I have been teaching Data Analytics modules in various forms for the past five years. I started teaching class using R, because it was what I knew and what I used in my work. But over the years, I have spent a lot of time thinking about what software to teach.
I have given thought to replacing R with Stata, Python, Julia or SPSS. While I discuss software in the context of teaching data analytics, the broad principles that guided my decision apply for classes in other disciplines that require software, for example the software you might use to teach architectural design, video production, or game design.
There are 3 things you need to consider to pick the most appropriate software for a class: what people in industry use; how accessible the software is; and what kind of community exists around the software. In addition and more importantly, you need to realise that you are not teaching software use, but teaching with software.
Teach principles, not software
Students need to be taught principles that apply whatever software they use. In the context of data analysis and scientific programming, this means teaching about data structures and programming concepts, such as loops or vectors.
These concepts will transfer to other contexts (such as other software and programming languages) and allow a student proficient with the concept to become proficient in another context much quicker. This is particularly important because which programming language or software platform dominate a specific application domain changes over time. The tool we will use in 5, 10 or 20 years will be different to the one we use today, but the principles will still apply. A student who makes a career in data analytics will have to retool several times over their career and a strong grasp of principles will make this easier.
For these reasons, it is important to teach principles, however, the software you choose still matters, because switching costs still exist. It makes sense to attempt to use the tools that will minimise the switching costs to the students in their transition from education to their professional lives.
What is used in industry?
One way to minimise switching costs is to teach using tools that are widespread in the industries your students go on to work in. In theory, this means students can directly use what they learned in the classroom in their first job.
In addition, their ability to signal to an employer that they are already familiar with specific tools in use in the company has immediate benefits for their employability.
I believe that using what the industry uses is important but less so than teaching general principles of data analysis, fortunately, one might be able to do both.
What does the user community look like?
Considering the user community provides important information when deciding what tools to use.
How large is the community? Bigger is not always better, but it often helps. A larger community means more opportunities for both permanent employment and freelance engagements. It often translates to easier access to training material and help, for example through Q&A sites and online courses providers. The bigger the community the most likely that someone has encountered and solved the most common issues that arise with the software or any module within it.
How welcoming is the community? This is a difficult one as communities will not be similarly welcoming to everyone. As an instructor, it is important to think about where to direct the students for help. Some sub-communities within the larger community will be more welcoming and that is where one should direct students.
How accessible is the software?
The last thing to consider is accessibility. It is an easy one for instructors to overlook as we often have good access to software through our institutions. But this is not the case for many students, especially for those of us teaching diverse cohorts coming from a wide range of countries and diverse class backgrounds.
Is the software proprietary? How costly is a licence? How long does the licence students obtain through the University last after they finish the course? Answering these questions help decide which tool is appropriate. For example, Stata is a popular statistical software with a large user base. Stata also costs money. The cheapest plan as a student is $94 per year, but this only applies while enrolled at University. A single-user licence otherwise costs $765 per year (or more for the multicore version). While $94 might not be much for some students, it is a lot for others. And $765 is out of reach of the majority of students or unlikely to be worth the investment, unless data analysis is central to the positions they plan to apply to. This means that all but a few students will lose access to the software outside of the classroom, limiting their ability to practice and progress, and their ability to build a portfolio of work that they can showcase to potential employers.

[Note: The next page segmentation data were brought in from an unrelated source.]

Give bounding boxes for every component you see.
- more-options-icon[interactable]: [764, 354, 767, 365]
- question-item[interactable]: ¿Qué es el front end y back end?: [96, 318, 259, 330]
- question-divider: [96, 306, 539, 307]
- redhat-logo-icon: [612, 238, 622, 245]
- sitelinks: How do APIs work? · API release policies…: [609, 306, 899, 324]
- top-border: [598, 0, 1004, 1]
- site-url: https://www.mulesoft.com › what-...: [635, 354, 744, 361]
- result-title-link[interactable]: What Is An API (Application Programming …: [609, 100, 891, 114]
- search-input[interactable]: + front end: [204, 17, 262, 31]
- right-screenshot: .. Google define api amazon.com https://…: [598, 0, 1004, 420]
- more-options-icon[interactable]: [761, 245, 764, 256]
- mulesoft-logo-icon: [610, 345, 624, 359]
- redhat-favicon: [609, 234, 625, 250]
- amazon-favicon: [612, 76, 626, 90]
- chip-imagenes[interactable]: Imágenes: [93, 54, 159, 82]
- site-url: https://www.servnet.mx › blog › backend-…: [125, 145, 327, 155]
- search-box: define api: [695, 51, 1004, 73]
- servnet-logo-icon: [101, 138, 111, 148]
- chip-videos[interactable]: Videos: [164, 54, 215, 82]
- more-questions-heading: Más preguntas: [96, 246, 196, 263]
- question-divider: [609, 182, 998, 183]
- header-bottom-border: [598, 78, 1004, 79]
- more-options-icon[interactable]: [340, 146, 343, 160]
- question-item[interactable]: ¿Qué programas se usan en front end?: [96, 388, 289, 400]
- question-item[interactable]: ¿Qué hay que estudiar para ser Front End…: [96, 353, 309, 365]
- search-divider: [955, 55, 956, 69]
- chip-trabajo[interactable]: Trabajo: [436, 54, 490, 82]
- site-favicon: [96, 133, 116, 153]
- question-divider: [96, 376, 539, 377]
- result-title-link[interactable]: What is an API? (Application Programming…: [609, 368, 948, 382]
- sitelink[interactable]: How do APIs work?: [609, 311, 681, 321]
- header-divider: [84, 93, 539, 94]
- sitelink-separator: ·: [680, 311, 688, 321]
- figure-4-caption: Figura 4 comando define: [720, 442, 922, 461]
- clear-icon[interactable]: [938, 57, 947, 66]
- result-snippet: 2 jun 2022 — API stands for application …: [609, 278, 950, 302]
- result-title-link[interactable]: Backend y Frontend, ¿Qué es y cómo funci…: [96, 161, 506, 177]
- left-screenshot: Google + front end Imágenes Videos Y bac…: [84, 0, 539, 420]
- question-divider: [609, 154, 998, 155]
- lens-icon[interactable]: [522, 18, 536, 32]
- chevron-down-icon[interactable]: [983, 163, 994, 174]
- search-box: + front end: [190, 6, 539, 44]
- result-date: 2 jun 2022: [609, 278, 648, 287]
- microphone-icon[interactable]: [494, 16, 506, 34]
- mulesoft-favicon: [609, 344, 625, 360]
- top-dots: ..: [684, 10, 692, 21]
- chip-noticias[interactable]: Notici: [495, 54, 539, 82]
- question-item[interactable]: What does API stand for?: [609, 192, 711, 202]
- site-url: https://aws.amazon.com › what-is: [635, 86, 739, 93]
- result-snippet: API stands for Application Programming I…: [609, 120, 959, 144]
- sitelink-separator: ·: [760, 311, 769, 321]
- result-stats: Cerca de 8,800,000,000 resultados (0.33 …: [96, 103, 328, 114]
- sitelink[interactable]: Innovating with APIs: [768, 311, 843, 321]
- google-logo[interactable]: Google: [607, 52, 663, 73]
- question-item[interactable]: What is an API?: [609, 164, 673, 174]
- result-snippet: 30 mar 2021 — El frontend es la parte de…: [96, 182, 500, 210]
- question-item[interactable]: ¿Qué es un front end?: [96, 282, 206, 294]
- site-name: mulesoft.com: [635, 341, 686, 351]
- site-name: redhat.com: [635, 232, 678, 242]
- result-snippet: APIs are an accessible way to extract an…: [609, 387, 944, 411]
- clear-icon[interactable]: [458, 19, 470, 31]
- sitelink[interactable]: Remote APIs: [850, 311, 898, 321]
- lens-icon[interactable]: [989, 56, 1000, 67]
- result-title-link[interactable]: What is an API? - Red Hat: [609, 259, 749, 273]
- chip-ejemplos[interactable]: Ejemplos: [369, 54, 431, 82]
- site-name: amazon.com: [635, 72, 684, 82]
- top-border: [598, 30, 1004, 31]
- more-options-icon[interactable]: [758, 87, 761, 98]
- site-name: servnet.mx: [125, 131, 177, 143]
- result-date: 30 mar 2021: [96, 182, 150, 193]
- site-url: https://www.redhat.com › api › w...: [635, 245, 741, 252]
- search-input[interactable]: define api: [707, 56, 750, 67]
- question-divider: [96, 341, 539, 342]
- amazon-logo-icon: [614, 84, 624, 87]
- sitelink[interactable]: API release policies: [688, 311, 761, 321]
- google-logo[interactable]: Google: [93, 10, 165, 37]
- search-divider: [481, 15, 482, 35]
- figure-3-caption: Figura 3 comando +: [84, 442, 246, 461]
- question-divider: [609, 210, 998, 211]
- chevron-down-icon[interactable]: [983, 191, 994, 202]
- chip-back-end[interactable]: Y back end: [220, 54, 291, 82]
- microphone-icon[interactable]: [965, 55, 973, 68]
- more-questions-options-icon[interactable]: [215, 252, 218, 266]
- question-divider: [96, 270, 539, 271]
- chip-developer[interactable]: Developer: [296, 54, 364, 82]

Software that is free, and, even better, open source allows students to have a copy of the software in perpetuity and use it as much as they need. This availability usually helps the community grow and, in many cases, leads to positive externalities: larger communities and more contributed libraries being the two most evident ones.
Focusing on principles and on answering the three questions I described—what do people in industry use? How large is the community? How accessible is the software?—will help you decide what is the most appropriate software to use in your teaching.
While I weight accessibility (as in Free and Open Source) heavily, this might not be as relevant for you or your field and you might weigh the size of the community or use in industry more than I do.